NC Emerging Artist Residencies
The NC Emerging Artist Residency provides emerging, North Carolina-based artists with a year of free studio space at Artspace, giving them time and space to explore their work in a supportive and thriving open studio environment. Artspace offers two residencies every year.
HBCU Artist Residency
This year-long residency focuses on graduates from historically Black colleges and universities (HBCUs). Upon graduation, students often lose resources, equipment, colleagues, and mentors. This HBCU Alumni Residency seeks to remedy those issues by extending the learning process and broadening the experience for graduates to build their careers as visual artists. There are more 4-year HBCUs in North Carolina than anywhere else in the country, and the Artspace HBCU Alumni Residency aims to highlight and support the many talented artists graduating from these culturally rich institutions. This career-stimulus residency for an emerging artist includes a rent-free studio for one year with 24-hour access within a collaborative environment with 30+ other professional artists and art administrators.
Universal Access Artist Residency
The Universal Access Residency is exclusive to artists who identify as having a disability. This residency is designed to be flexible and can be easily modified to accommodate different disabilities.
The residency was initiated in 2019 and was made possible through the actions of past Operations + Finance Manager, Megan Sullivan, who received The Betty Siegel Universal Access + the Arts Award; which recognizes the substantial achievements of Arts Learning Community for Universal Access members who complete all three years of the program. Sullivan chose to use the grant included as part of the award to fill a need in our community.
Molly Lastra
MOLLY LASTRA Molly Lastra is a visual artist whose work explores the parallels between the body and the natural world, reflecting the cyclical, ever-changing nature of both landscapes and the self. Living with a chronic illness, she draws on personal experience to explore themes of fragility, growth, and resilience through environmental imagery. Her paintings are shaped by a deep sensitivity to the body’s rhythms and nature’s quiet transformations.
After fifteen years split between Boston and Charlotte, NC, Molly is now based in her hometown of Manchester, NH. She teaches part-time, balancing her studio practice with workshops and classes at the Currier Museum of Art, community outreach programs, and sessions in her home studio, where she fosters creativity and connection through art.
These waterways are symbolic reflections of my experiences with chronic illness. They are, like all of us, shaped by a lifetime of events and persist despite the brutality of their environment.
Molly Lastra
LAMAR WHIDBEE, born and raised in Hertford, North Carolina, is an interdisciplinary artist and licensed clinical mental health counselor whose practice bridges visual art and therapeutic inquiry. After beginning his journey as a collegiate football player at Winston-Salem State University and North Carolina Central University, he shifted toward creative work, ultimately earning his MFA from the University of North Carolina at Chapel Hill and his LCMHCA from NC State University.

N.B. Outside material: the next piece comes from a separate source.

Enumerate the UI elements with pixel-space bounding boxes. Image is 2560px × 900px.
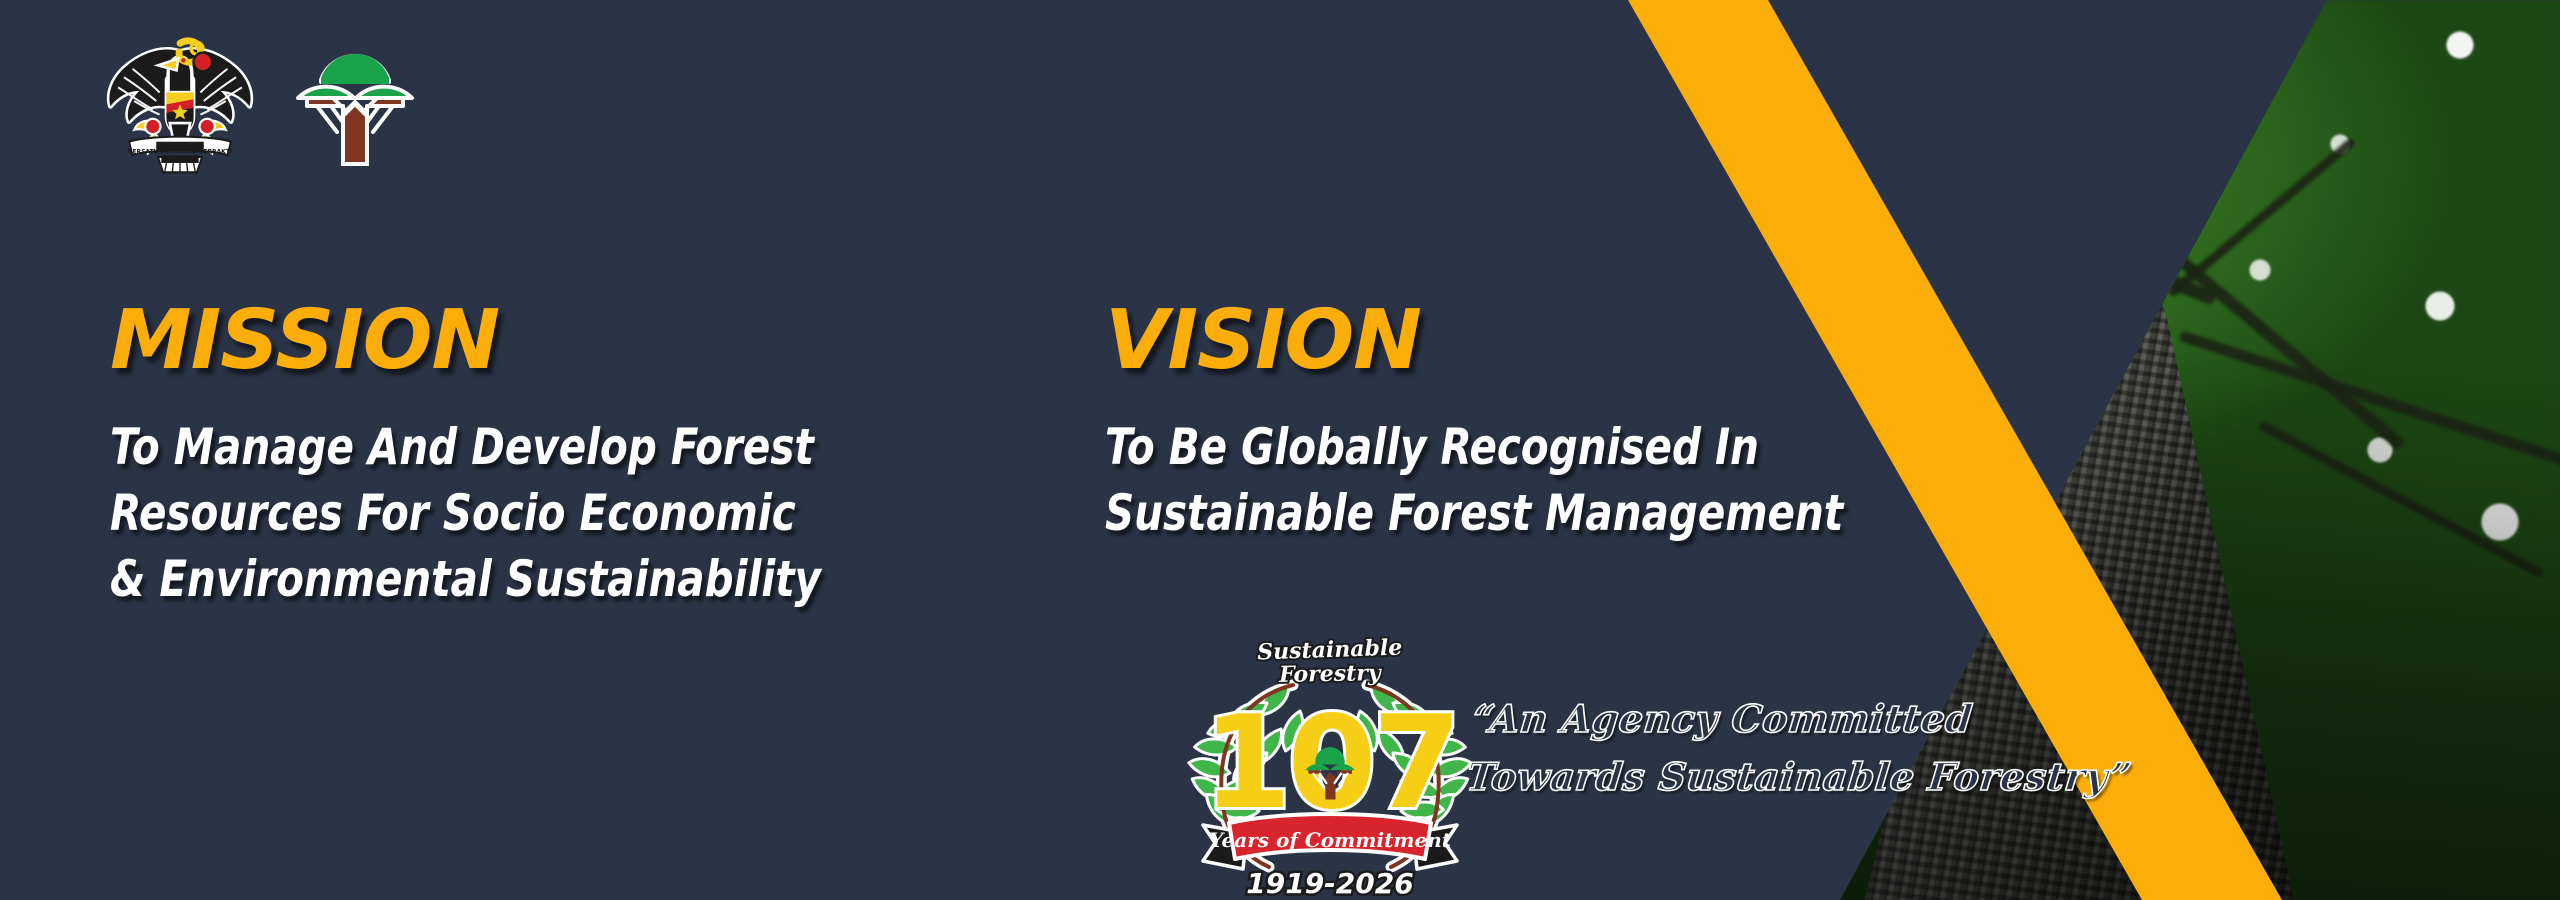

Whidbee’s work—exhibited in galleries, museums, and public art spaces across North Carolina and several states throughout the country—explores memory, mental health, and family through mediums such as oil, acrylic, charcoal, and graphite. Grounded in both artistic rigor and counseling training, he uses art as a therapeutic tool, inviting reflection, emotional processing, and community dialogue.
I seek to cultivate spaces where creativity and care coexist, reminding us that every act of creation is also an act of becoming.
Lamar Whidbee
SKY DAI is a disabled, queer, emerging artist from Asheville and now living in Raleigh, NC. Sky’s oil paintings are inspired by psychic visions, dreams, ceremonies, and memories. After surviving Hurricane Helene’s flooding, and a bad accident that left them wheelchair-bound and house-bound for most of the past year, Sky dove headfirst into painting again. Sky’s figurative oil paintings with distorted perspectives reference the brain’s ability to collage fragments of memory and heal after trauma. Sky has a BFA in Fine Arts and Creative Writing from the Columbus College of Art and Design. In 2022, Sky Dai received the Emerging Young Artists Award of Excellence from The Kennedy Center in Washington D.C., and had their work purchased for the permanent collection on Capitol Hill.
Inspired by the DIY culture of Black Mountain College, I mix fashion design, painting, and performance, while employing symbology from tarot cards, religious iconography, queer culture, and domestic space.
Sky Dai
ADRIANNE HUANG works across painting, drawing, and book arts to navigate ambiguity and complex emotional states. She is based in the Triangle and has exhibited work throughout the state and nationwide. With an educational background in Information Science, she is interested in the dissonance between the human compulsion towards definitive answers and the uncertainty and impermanence of nature. Stranger than life but more familiar than fantasy, her images serve as wish fulfillment, dream diary, self-critique, and catalog of curiosity.
My work celebrates the fading, the fleeting, and the departed, inviting viewers to pursue catharsis in the absence of certainty.